My heart aches for my family, my grandfather, my papa. Here I am complaining about how bored I am when he’s been “sentenced” to “live” out what’s left of his wonderful life in a hospital bed. My heart breaks for my mother when she sits night and day with her dying father, a man who raised her but can’t even recognize her face when she leans to kiss his cheek to greet him. His mind is so overtaken by the pain-killers due to the cancer eating his body from the inside out.
How I long for the days when my sister and I used to take turns riding on the back of papa’s motorcycle. I’m never going to get to go on a scavenger hunt in my grandparents’ backyard for the numerous golf balls papa would putt around the yard. My hear breaks for my grandmother, my mema, because I know that she’ll never be the same. I’m going to miss watching the sheets blowing in the sun-kissed summer breeze as they hung on the clothes line. That’s how papa liked them dried, he would tell us that you could smell the sun on them. I remember watching papa open his pouch of pipe tobacco for Anjie and me to smell, one of my favorite smells, second only to the scents of my dad’s spice cabinet.
So now I sit anxiously waiting for peace of mind and heart that I’ve been begging God to give me since papa got sick. We pray for him to hang on long enough to see Anjie get married in June. I pray for him to hang on lone enough so I can get home and see him again.
For the past few weeks I’ve been feeling God pulling at me. All I’ve wanted to do lately is engulf myself in His word, His strength and most importantly (and also the hardest to grab onto), His will. Yet, it’s His will that gave me the one form of solace I’ve been able to claim, aside from my family and amazing best friend, Diana. It’s only through God’s will that I have Paul to cling to, to cry to. Often times when all I want to do is burry myself in a hole and cry, I simply think of him or hear his voice and the thought of tears become nonexistent.

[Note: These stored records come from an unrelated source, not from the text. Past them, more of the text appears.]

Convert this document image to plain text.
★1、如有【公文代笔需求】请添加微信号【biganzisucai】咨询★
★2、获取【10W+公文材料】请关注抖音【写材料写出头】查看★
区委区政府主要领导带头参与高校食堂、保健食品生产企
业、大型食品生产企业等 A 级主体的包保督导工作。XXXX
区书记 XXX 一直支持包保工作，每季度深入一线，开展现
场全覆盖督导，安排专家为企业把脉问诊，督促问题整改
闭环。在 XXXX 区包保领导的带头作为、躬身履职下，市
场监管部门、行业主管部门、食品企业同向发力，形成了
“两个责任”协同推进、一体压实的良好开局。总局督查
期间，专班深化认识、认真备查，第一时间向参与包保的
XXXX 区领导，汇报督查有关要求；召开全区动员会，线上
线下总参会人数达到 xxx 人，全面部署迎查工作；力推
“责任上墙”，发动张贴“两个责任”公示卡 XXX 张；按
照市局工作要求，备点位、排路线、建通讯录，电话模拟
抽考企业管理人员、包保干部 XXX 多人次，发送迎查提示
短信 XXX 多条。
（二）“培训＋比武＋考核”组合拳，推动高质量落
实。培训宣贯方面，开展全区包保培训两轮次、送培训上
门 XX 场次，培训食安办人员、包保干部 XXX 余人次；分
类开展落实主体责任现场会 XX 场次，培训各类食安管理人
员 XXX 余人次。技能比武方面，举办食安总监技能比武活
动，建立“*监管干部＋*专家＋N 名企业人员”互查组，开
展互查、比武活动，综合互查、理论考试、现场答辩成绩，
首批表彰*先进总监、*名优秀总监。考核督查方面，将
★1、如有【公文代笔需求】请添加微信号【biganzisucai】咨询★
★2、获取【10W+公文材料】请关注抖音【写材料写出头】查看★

His strength, heart and love are definitely God’s gift to me. I just wish I could give some of that strength to my grandfather. It’s Paul’s beautiful heart that has been putting up with the constant ups and downs known as girl emotion. It’s his heart I fell in love with. I just wish my heart wasn’t breaking so badly for everything else. I wish we could all just feel better. I want so badly for papa to sit up one day and not curse the fact that he’s still alive. I’m giving what’s left of my heart to Paul, knowing good and well that God will help it mend so Paul can have the rest. Now, if God could start mending the heart of my family…
This time last year I was longing to be done with school and be on my own. Now all I want is to go home and be 10 years old again.